Dans Economie / Politique / Industrie

Stéphane Schlesinger , mis à jour

Appeler un chat un chien et croire que le client n’y verra que du feu, voici une idée funeste qui hélas a été mise en application par bien des constructeurs, d’abord aux Etats-Unis, mais aussi en Europe.

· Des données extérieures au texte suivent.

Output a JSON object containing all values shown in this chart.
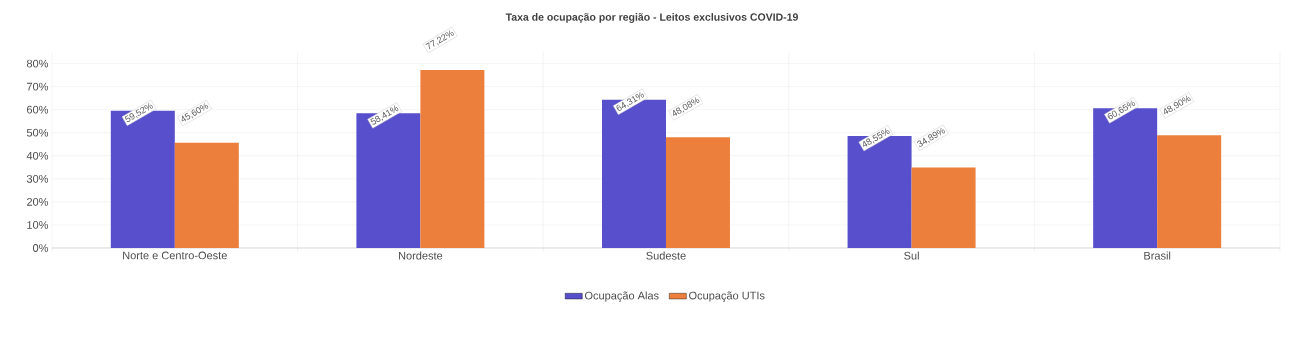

Le « badge engineering », l’idée la plus bête de l’histoire automobile

Je me rappelle les mines embarrassées des gens de Lancia quand il leur a fallu expliquer aux journalistes (du moins, ceux qui ont un minimum de culture automobile) que la Thema de deuxième génération respectait parfaitement l’ADN de leur constructeur. Car il ne s’agissait que d’une Chrysler 300 rebadgée et très légèrement modifiée à la marge. C’est ce qu’on appelle le « badge engineering » : on prend une voiture, on la présente sous une autre marque et hop, on tente de faire croire que c’est une nouveauté. On se rappellera la fameuse formule des Inconnus : "ne pas prendre les clients pour des cons mais ne pas oublier qu'ils en sont."

Evidemment, ça ne marche pas. La Thema II a été un flop total en Europe, alors que si elle s’était appelée Chrysler, je pense qu’elle aurait trouvé son public. Il en va de même pour la Lancia Flavia II, une Chrysler 200 affublée du logo de la marque de Chivasso, voire de la Chrysler Delta, nom de la Lancia Delta au Royaume-Uni. Tout ceci n’a en réalité que précipité le célèbre constructeur italien au fond d’un abîme au-dessus duquel il se trouvait en équilibre instable depuis un certain temps déjà.

Derrière le badge Lancia Flavia se cache en fait une Chrysler 200 Cabriolet de 2012. La clientèle n'a pas du tout suivi et le presitgieux nom Lancia a été abimé...
Derrière le badge Lancia Flavia se cache en fait une Chrysler 200 Cabriolet de 2012. La clientèle n'a pas du tout suivi et le presitgieux nom Lancia a été abimé...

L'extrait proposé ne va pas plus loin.